Hi all!

Is there any way that the drone just disarms the motors and drops straight down whenever the props hit an obstacle, like a tree? I would assume looking for a surge in back emf could help trigger the failsafe.


I am sorry if this functionality is already built in, but I haven't seen that explicitly stated anywhere. This was very useful on the ARDrone I used, which would immediately disarm on hitting anything. I am not tremendously concerned with the landing gear being damaged; I fly pretty close to (a few meters above)  the ground.

The most hacky way of doing this would be to cut throttle and disarm the motors in the failsafe event handler in events.pde, but I'm look for something more graceful.


The reason why this is a bit of a big deal is that I'm using the drone indoors, and
a. I don't have GPS, and
b. I cannot rise 10m; which implies that RTL is useless for me.
c. I don't necessarily want a slow spin down, since I might just be chopping things off.

I think such a feature (if automated) would also be of utility to avoid a lot of injuries.

Tags: cut-off, emergency

Views: 325

Replies to This Discussion

I think the RTL altitude is configurable via the Mission Planner; it's 10m by default.

The APM doesn't receive any feedback from the motor controllers, it's an "open-loop" control setup". It sends commands and doesn't even know if the ESC is listening. So, a motor could quit in flight and the vehicle would have no clue. Some fancier systems have smart ESCs which communicate RPM and power data back to the autopilot, allowing for all sorts of clever control algorithms. One example is compensating for a blade-out condition (in a hex or octo setup).

MAYBE you could write a safety control that watches your current draw from the battery and compares that to the throttle levels and accelerometer data, looking for some combination that indicates a collision. I don't think the APM does this yet.

Thanks for the reply!
So you suggest using something like this (or this), and send the output to the the ADC of the ardupilot, and then in the user hooks look for a sudden change in the RPM?
UPDATE: Also, got a slightly similar post now : http://diydrones.com/forum/topics/brushless-motor-rpm-sensor?xg_sou...

Cool! I forgot about add-on RPM sensors. You'll want one sensor per motor. Then you'll need code that watches the RPM for each motor. A collision should trigger a huge instantaneous change in the RPM, much more dramatic than even the fastest throttle change, so this should be very reliable.

You might consider making a test stand where you stretch a string between each of the copter legs, and tie it to a frame so it's suspended off the floor. This way you can mess around and get data without actually crashing.

Ive been doing some research into a "Safe" drone that could be used for filming crowds at different events, but that would have a low risk of injury if something went amiss.
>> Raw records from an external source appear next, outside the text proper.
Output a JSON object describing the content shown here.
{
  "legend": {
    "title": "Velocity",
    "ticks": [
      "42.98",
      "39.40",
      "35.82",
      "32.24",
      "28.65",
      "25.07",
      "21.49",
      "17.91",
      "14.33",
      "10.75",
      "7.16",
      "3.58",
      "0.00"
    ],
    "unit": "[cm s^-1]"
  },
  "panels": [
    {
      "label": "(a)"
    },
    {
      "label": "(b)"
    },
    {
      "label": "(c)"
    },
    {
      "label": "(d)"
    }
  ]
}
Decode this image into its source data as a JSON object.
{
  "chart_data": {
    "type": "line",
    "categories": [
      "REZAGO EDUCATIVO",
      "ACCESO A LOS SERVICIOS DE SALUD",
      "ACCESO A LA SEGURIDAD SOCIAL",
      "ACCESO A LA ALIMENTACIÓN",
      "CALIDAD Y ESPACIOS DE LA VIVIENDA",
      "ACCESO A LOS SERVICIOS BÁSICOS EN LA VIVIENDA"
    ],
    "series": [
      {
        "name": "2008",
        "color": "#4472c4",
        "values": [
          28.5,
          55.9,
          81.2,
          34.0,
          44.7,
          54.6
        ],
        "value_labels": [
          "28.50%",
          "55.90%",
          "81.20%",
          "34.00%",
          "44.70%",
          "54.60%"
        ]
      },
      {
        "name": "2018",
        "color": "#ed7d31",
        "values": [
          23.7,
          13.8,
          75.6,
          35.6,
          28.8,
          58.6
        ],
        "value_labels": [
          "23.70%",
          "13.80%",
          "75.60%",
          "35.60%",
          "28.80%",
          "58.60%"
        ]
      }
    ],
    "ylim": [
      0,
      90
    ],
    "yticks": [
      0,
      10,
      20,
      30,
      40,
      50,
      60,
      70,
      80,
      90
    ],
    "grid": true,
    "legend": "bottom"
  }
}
This would definatley help in that regard.

Yup, sounds workable. One question, however - Those RPM sensors listen only to the ESC data. I'm not sure if an external torque causes a change in the output of the ESC phase currents.
Are you certain that if, say the props start moving much slower due to some external factor, there's a corresponding change in the ESC output?

The ESC watches the motor spin, and watches your throttle signal, and applies the appropriate amount of power (based on throttle) to each motor winding/phase at the appropriate time (based on RPM).

RPM changes are mostly a side effect of having an imbalance between the amount of throttle being applied, and the amount of thrust/drag on the prop. The ESC doesn't care, its job is just to time the motor phases correctly.

Since our cheap motors don't have hall sensors or optical encoders, the ESC must be monitoring 'back EMF' or some such thing in order to judge when to trigger each phase.

Okay. Ordering these sensors, then. Unfortunately, I don't think I shall have the time to work on this until Jan.